Den Freeway hört man auch auf der letzten Insel in Privatbesitz, die es noch in der San Francisco Bay gibt. „Red Rock Island“ soll verhökert werden. Kann man schon so beschreiben, denn der Fels, der zwischen Richmond und San Quentin liegt war noch vor wenigen Jahren 22 Millionen Dollar wert. Damals hieß es, es gäbe Interessenten für das Stückchen Land. Doch dann wollte doch keiner so richtig. Das Preisschild wurde auf neun Millionen Dollar umgeschrieben. Und nun kostet die Insel nur noch fünf Millionen Dollar.

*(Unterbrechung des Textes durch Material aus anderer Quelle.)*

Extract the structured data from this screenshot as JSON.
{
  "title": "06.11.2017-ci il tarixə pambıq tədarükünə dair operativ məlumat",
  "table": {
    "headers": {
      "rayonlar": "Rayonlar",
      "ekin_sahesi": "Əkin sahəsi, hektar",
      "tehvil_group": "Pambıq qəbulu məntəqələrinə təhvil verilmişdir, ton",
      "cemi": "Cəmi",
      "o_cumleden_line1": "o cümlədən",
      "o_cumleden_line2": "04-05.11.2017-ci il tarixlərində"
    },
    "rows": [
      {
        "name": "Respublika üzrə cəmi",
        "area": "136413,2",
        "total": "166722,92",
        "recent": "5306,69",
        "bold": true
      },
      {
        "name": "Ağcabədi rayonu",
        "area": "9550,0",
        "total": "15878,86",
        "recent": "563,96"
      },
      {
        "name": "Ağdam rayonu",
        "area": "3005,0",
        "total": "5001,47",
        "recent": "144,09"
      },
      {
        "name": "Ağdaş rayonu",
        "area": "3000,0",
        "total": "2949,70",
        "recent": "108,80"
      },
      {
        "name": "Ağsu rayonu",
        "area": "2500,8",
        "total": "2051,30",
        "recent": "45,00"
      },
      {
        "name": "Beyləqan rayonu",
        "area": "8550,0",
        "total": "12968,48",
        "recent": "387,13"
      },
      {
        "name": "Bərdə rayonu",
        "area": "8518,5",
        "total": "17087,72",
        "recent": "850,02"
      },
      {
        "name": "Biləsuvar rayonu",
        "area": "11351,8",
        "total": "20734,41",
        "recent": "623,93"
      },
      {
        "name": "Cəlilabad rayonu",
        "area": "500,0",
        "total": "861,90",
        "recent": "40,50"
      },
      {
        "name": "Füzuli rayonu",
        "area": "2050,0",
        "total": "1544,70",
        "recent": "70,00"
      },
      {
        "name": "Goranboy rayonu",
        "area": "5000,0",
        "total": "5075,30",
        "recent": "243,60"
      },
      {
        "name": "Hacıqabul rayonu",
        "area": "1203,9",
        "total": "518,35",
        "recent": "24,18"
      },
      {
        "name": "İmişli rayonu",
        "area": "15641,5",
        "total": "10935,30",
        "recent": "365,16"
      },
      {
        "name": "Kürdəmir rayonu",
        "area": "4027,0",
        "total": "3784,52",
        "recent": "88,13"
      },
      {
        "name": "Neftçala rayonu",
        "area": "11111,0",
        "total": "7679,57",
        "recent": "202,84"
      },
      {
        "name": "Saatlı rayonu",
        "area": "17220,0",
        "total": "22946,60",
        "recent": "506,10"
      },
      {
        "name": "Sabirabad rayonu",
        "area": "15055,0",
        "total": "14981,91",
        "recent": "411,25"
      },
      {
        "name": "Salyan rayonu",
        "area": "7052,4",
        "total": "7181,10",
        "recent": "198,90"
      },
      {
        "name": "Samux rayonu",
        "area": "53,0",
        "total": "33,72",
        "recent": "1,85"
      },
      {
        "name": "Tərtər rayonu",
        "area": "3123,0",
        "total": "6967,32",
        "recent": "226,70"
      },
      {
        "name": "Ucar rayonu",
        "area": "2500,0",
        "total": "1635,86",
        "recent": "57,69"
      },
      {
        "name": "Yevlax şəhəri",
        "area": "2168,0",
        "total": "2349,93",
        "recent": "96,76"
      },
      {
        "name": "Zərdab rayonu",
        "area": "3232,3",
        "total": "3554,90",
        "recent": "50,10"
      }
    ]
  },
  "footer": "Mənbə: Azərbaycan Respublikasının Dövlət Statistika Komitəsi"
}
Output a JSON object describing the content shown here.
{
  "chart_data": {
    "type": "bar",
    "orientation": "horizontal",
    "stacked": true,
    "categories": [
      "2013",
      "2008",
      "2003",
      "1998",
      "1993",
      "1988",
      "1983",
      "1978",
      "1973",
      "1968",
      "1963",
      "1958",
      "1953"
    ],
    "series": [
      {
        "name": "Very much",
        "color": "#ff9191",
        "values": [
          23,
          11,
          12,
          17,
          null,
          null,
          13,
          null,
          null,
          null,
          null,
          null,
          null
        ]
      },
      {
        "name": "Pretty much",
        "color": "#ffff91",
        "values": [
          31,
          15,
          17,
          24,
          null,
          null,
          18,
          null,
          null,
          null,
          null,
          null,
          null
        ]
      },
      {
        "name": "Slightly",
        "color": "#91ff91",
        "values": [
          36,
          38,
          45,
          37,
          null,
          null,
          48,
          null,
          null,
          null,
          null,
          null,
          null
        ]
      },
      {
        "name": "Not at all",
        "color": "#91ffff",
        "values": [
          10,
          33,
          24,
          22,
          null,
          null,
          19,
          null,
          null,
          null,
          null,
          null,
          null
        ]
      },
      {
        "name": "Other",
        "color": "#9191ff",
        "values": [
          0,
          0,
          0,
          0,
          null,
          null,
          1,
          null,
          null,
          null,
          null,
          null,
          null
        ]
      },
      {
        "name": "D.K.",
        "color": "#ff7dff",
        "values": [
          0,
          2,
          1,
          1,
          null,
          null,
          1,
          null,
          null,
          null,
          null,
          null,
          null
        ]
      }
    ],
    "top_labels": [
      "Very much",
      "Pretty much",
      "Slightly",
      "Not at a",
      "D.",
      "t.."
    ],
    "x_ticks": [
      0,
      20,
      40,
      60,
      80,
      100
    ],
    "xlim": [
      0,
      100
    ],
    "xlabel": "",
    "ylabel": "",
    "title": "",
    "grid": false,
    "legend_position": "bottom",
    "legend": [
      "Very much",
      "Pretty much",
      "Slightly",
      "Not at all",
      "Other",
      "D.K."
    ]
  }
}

Für jemanden mit Geld ist das vielleicht ein Prestigeobjekt, denn Nachbarn gibt es keine, die Ausblicke sind phänomenal und wer hat schon eine Insel gegenüber von San Francisco. Manchmal wird der Felsen auch „Golden Rock“ oder „Treasure Island“ genannt, denn es gibt Gerüchte, dass hier Piraten in der ersten Hälfte des 19. Jahrhunderts ihre Schätze vergraben haben sollen. Doch bislang ist nichts gefunden worden. Aber man kann fleißig weiter buddeln.

1964 kaufte Mendel Glickman, der Sohn von Frank Lloyd Wright, für 50.000 Dollar den Felsen in der Brandung. Er hatte die Idee, darauf ein Ferienhaus zu bauen, aber daraus wurde nichts. „Red Rock Island“ blieb leer. Nun also kann man, wenn man denn will, ein Stück Land der Bay Area Geschichte kaufen. Allerdings wird jede Baumaßnahme nicht einfach sein, denn ein Käufer muß sich gleich mit drei Counties auseinandersetzen. „Red Rock Island“ gehört zu Marin County, Contra Costa County und San Francisco County, ein bürokratischer Alptraum wartet auf jeden Häuslebauer.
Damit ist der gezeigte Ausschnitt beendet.